The children are polite and curious; one of the 4ème lads takes me over during break time and insists I come and have a look at his room. It’s one of the better rooms in the school and all the children who use it are so proud of it. The little ones look jealously through the door at us.
I finish my inspection. I’ve decided that since Muhazi is right next to the main road I’ll hitch a lift home and save VSO some more money. I start walking with one of the teachers who’s going home for his lunch. We walk for a good three kilometres, all uphill, in the full heat of mid-day, and not a single usable vehicle comes past us at all. Eventually, just as I’m approaching the Mushubati junction, a Chinese lorry stops for me. It’s one of the road engineers, and he’s going all the way to the District Office. He even speaks some English. My luck with lifts is still holding!

I can’t say it’s a fast run. Every few hundred yards he’s stopping to chase up or give orders to groups of workmen. They all goggle at the muzungu in the cab; they think that the Englishman is supervising the Chinese man who is supervising the Africans. I think that’s really funny and do nothing to put then right!

Eventually we reach the office and I’m able to get home and write up my report before the next lot of rain starts.

Best thing about today – solving the riddle of Muhazi. The reason it doesn’t appear in any league tables is because it’s a relatively new school and this current 6ème is the first in the school’s history. So I’m able to tell the kids I want at least 12 of the 28 of them, and preferably 16 of them, to be sure they pass their test.

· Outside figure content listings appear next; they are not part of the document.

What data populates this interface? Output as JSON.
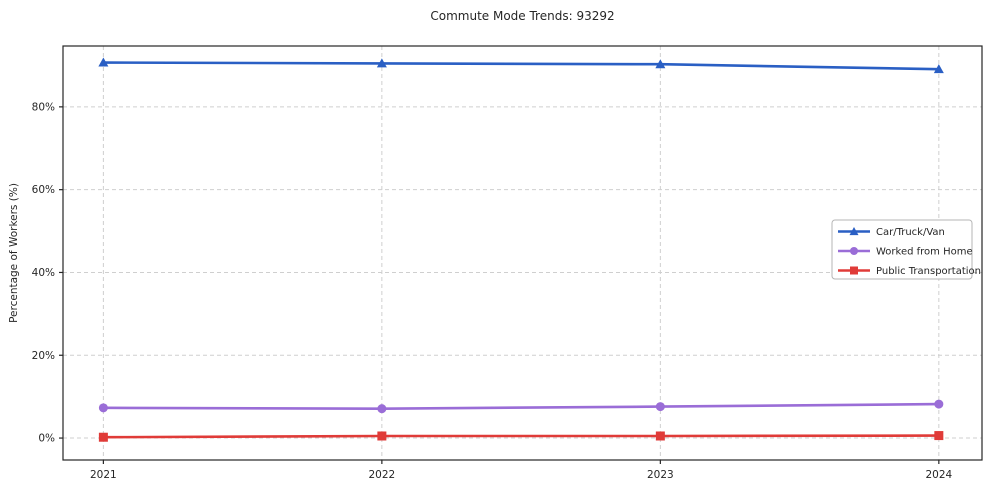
{
  "chart_data": {
    "type": "line",
    "title": "Commute Mode Trends: 93292",
    "xlabel": "",
    "ylabel": "Percentage of Workers (%)",
    "x": [
      2021,
      2022,
      2023,
      2024
    ],
    "x_tick_labels": [
      "2021",
      "2022",
      "2023",
      "2024"
    ],
    "y_ticks": [
      0,
      20,
      40,
      60,
      80
    ],
    "y_tick_labels": [
      "0%",
      "20%",
      "40%",
      "60%",
      "80%"
    ],
    "xlim": [
      2020.855,
      2024.155
    ],
    "ylim": [
      -5.3,
      94.7
    ],
    "grid": true,
    "grid_style": "dashed",
    "legend_position": "center-right",
    "series": [
      {
        "name": "Car/Truck/Van",
        "marker": "triangle",
        "color": "#2a5fc4",
        "values": [
          90.7,
          90.5,
          90.3,
          89.1
        ]
      },
      {
        "name": "Worked from Home",
        "marker": "circle",
        "color": "#9a6dd7",
        "values": [
          7.3,
          7.1,
          7.6,
          8.2
        ]
      },
      {
        "name": "Public Transportation",
        "marker": "square",
        "color": "#e03b38",
        "values": [
          0.2,
          0.5,
          0.5,
          0.6
        ]
      }
    ]
  }
}
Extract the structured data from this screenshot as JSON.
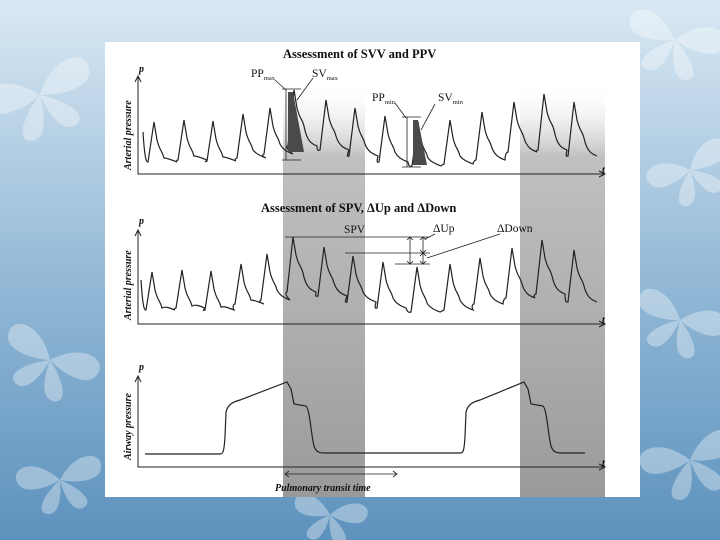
{
  "colors": {
    "background_top": "#d9e8f3",
    "background_bottom": "#5d92bd",
    "panel": "#ffffff",
    "shading": "#9a9a9a",
    "area_fill": "#4a4a4a",
    "trace": "#222222"
  },
  "panels": {
    "top": {
      "title": "Assessment of SVV and PPV",
      "y_label": "Arterial pressure",
      "y_var": "p",
      "x_var": "t",
      "pp_max": {
        "main": "PP",
        "sub": "max"
      },
      "sv_max": {
        "main": "SV",
        "sub": "max"
      },
      "pp_min": {
        "main": "PP",
        "sub": "min"
      },
      "sv_min": {
        "main": "SV",
        "sub": "min"
      }
    },
    "middle": {
      "title": "Assessment of SPV, ΔUp and ΔDown",
      "y_label": "Arterial pressure",
      "y_var": "p",
      "x_var": "t",
      "spv": "SPV",
      "delta_up": "ΔUp",
      "delta_down": "ΔDown"
    },
    "bottom": {
      "y_label": "Airway pressure",
      "y_var": "p",
      "x_var": "t",
      "transit_label": "Pulmonary transit time"
    }
  }
}
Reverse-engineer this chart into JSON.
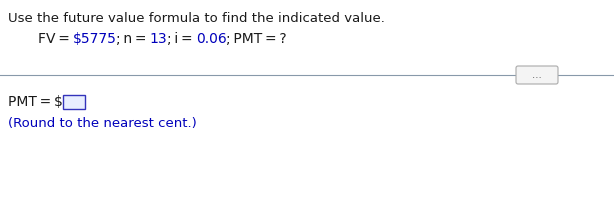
{
  "line1": "Use the future value formula to find the indicated value.",
  "line2_parts": [
    {
      "text": "FV = ",
      "color": "#1a1a1a"
    },
    {
      "text": "$5775",
      "color": "#0000bb"
    },
    {
      "text": "; n = ",
      "color": "#1a1a1a"
    },
    {
      "text": "13",
      "color": "#0000bb"
    },
    {
      "text": "; i = ",
      "color": "#1a1a1a"
    },
    {
      "text": "0.06",
      "color": "#0000bb"
    },
    {
      "text": "; PMT = ?",
      "color": "#1a1a1a"
    }
  ],
  "line3_prefix": "PMT = $",
  "line4": "(Round to the nearest cent.)",
  "bg_color": "#ffffff",
  "text_color": "#1a1a1a",
  "blue_color": "#0000bb",
  "sep_color": "#8899aa",
  "font_size_line1": 9.5,
  "font_size_formula": 10.0,
  "font_size_answer": 10.0,
  "font_size_round": 9.5,
  "input_box_fill": "#e8eeff",
  "input_box_edge": "#3333bb",
  "dots_fill": "#f4f4f4",
  "dots_edge": "#aaaaaa"
}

That would put Muhazi in the top quartile of Muhanga schools and would really put the wind up some of the very big, complacent primaries!

Late evening everything changes. I get a phone call to say my dad has died suddenly this afternoon. So tomorrow I must start unpicking everything I’ve been arranging and get an air ticket home pronto. I’m so pleased that I was able to get him photos of Rwanda so he could see what I was up to, and “meet” all the people I’m working with. He’s been able to read blogs that I’ve sent, and I’ve been able to have a phone call with him while I’ve been here. He’s been so supportive and so proud of everyone who’s giving up years of their time to volunteer out here.